The ISC shall identify and review the requirements for the protection of information among employees and work with HR (who manage the process) to maintain confidentiality agreements signed by all employees and third party staff.

2.8 Contact with Authorities and Special Interest Groups

ISG shall maintain up-to-date contact details of the relevant civil authorities including but not limited to medical services, police stations, and the fire brigade that are to be contacted during a crisis.

ISG shall also maintain professional associations with special interest groups in the area of information security to be abreast of the information security best practices.

2.9 Independent Review of Information Security

ISG shall ensure that the organization’s approach to managing information security and its implementation are reviewed independently at regular intervals, or when significant changes occur with minimal risk of disruptions to business processes.

2.10 Addressing Security with External Parties

ISG shall cover all relevant security requirements while entering into an agreement with external parties involving accessing, processing, communicating or managing the organization’s information or information processing facilities.
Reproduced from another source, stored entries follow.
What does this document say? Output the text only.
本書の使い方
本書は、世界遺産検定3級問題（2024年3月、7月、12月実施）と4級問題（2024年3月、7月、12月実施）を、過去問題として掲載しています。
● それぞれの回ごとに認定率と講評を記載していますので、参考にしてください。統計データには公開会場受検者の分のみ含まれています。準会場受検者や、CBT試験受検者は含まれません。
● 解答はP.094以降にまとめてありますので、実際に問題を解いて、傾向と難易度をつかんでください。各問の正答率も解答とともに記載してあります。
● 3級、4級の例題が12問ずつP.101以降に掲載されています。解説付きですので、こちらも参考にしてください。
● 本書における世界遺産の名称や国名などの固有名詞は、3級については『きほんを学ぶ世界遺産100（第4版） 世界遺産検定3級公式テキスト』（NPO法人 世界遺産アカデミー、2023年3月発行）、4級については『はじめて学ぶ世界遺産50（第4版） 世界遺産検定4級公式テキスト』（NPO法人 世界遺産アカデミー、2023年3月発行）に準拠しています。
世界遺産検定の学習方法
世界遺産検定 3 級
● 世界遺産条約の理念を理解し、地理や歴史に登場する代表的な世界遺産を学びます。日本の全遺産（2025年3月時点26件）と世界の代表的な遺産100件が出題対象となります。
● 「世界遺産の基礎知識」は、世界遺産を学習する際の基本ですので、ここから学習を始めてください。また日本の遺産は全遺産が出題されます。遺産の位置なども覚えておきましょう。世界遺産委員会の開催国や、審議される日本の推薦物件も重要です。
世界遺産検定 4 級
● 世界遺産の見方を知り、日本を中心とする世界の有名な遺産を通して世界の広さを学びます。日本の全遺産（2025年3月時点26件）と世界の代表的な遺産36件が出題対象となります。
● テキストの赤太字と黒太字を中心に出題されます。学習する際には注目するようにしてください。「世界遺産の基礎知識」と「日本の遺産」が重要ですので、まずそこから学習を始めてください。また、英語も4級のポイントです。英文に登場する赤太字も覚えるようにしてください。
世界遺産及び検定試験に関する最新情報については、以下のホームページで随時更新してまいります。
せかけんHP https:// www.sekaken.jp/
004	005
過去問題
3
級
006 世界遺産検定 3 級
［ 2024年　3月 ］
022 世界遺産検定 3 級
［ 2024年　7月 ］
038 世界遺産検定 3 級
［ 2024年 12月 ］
2.11 Third Party Service Delivery Management

ISG shall ensure that the security controls, service definitions and delivery levels mentioned in the agreement with the third party service provider shall be implemented, operated and maintained by the third party.

ISG shall, on a regular basis, monitor the service levels and quality of the third party service provider through means such as review of service reports.

ISG shall manage the changes to the terms of the third party service provider agreements considering the criticality of the business systems or processes involved and re-assessment of risks.

2.12 Continual Improvement

ISG is committed to the continual improvement of Information Security Management System (ISMS) to ensure the confidentiality, integrity, and availability of all sensitive information handled.

To achieve continual improvement, the following are performed [not limited to]:

  1. Regularly Review and Assess Security Risks
  2. Implement Corrective and Preventive Actions as necessary
  3. Monitor Performance and Effectiveness
  4. Ongoing Training and Awareness Programs
  5. Feedback and Collaboration.

ISG ensures that its ISMS remains adaptable, resilient, and aligned with the best practices, thus protecting the interests of clients, stakeholders, and employees.